WORKER REUSE DEADLINE

Info

Publication number: 20170237805
Type: Application
Filed: Jan 9, 2017
Publication Date: Aug 17, 2017
Inventor: Evan M. WORLEY (Mountain View, CA)
Application Number: 15/401,919

Abstract

A computer implemented method for managing job scheduling is provided. In one example, the method includes receiving a request to process a job for a first compute instance, the job having a predetermined wait time before requesting a second compute instance, and determining the status of a pool of existing instances potentially available to service the job. If the probability that a computing instance of the pool will become available before the predetermined wait time is less than a predetermined probability, the method schedules the job to a new instance of the pool of existing instances. If the probability that a computing instance will become available before the predetermined wait time is greater than the predetermined probability the method maintains the job with the first instance. In some examples, the compute instances relate to genomic sequence data processing and analysis.

Description

Description

CROSS-REFERENCE TO RELATED APPLICATIONS

This application claims priority to U.S. Provisional Patent Application No. 62/294,880 filed Feb. 12, 2016, the disclosure of which is hereby incorporated by reference in its entirety for all purposes.

BACKGROUND

The present invention relates generally to a process and system for managing worker efficiency issues in a job scheduling system, and in one particular example for processing data such as genomic sequence data.

SUMMARY

According to one aspect of the present invention, a computer implemented method for managing job scheduling is provided. In one example, the method includes receiving a request to process a job for a first compute instance, the job having a predetermined wait time before requesting a second compute instance, and determining the status of a pool of existing instances potentially available to service the job. If the probability that a computing instance of the pool will become available before the predetermined wait time is less than a predetermined probability, the method schedules the job to a new instance of the pool of existing instances. If the probability that a computing instance will become available before the predetermined wait time is greater than the predetermined probability the method maintains the job with the first instance. In some examples, the compute instances relate to genomic sequence data processing and analysis.

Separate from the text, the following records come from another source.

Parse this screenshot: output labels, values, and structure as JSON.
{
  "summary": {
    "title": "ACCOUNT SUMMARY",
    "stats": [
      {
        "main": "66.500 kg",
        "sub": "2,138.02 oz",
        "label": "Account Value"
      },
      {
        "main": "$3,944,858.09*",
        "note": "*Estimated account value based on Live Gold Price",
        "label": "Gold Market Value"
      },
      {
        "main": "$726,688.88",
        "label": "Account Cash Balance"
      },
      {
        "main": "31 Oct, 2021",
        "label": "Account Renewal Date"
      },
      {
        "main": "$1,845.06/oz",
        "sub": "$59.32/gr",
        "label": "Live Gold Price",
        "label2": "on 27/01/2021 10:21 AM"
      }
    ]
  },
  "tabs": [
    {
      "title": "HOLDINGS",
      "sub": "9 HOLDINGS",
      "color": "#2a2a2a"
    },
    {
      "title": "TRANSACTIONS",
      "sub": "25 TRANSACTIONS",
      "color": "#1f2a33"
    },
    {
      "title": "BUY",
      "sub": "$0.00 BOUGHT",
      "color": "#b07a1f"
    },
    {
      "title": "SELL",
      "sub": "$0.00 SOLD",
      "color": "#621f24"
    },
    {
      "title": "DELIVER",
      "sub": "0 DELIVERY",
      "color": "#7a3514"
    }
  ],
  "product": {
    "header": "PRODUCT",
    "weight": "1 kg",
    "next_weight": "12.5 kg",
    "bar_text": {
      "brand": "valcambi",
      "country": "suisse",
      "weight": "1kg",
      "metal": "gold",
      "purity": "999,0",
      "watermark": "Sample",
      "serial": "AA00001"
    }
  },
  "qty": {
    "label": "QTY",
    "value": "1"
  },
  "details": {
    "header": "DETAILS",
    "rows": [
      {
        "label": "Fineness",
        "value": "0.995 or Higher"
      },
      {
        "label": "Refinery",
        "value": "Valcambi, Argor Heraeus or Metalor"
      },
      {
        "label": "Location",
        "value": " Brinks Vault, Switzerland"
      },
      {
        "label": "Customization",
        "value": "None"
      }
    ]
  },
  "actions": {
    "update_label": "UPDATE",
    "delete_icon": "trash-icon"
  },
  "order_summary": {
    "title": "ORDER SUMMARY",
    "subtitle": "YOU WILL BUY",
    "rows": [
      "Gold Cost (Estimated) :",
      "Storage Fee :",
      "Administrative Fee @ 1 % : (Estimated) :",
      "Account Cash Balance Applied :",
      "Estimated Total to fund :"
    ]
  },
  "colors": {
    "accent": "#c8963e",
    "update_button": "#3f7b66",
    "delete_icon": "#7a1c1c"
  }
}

According to other aspects of the invention, non-transitory computer readable medium and systems for managing job scheduling and worker reuse are provided.

BRIEF DESCRIPTION OF THE DRAWINGS

FIG. 1 illustrates an exemplary process for managing worker efficiency in a job scheduling system.

FIG. 2 illustrates an exemplary system for carrying out aspects of a job scheduling system.

FIG. 3 illustrates an exemplary environment in which certain steps, operations, and methods described herein are carried out.

DETAILED DESCRIPTION

The following description is presented to enable a person of ordinary skill in the art to make and use the various embodiments. Descriptions of specific devices, techniques, and applications are provided only as examples. Various modifications to the examples described herein will be readily apparent to those of ordinary skill in the art, and the general principles defined herein may be applied to other examples and applications without departing from the spirit and scope of the present technology. Thus, the disclosed technology is not intended to be limited to the examples described herein and shown, but is to be accorded the scope consistent with the claims.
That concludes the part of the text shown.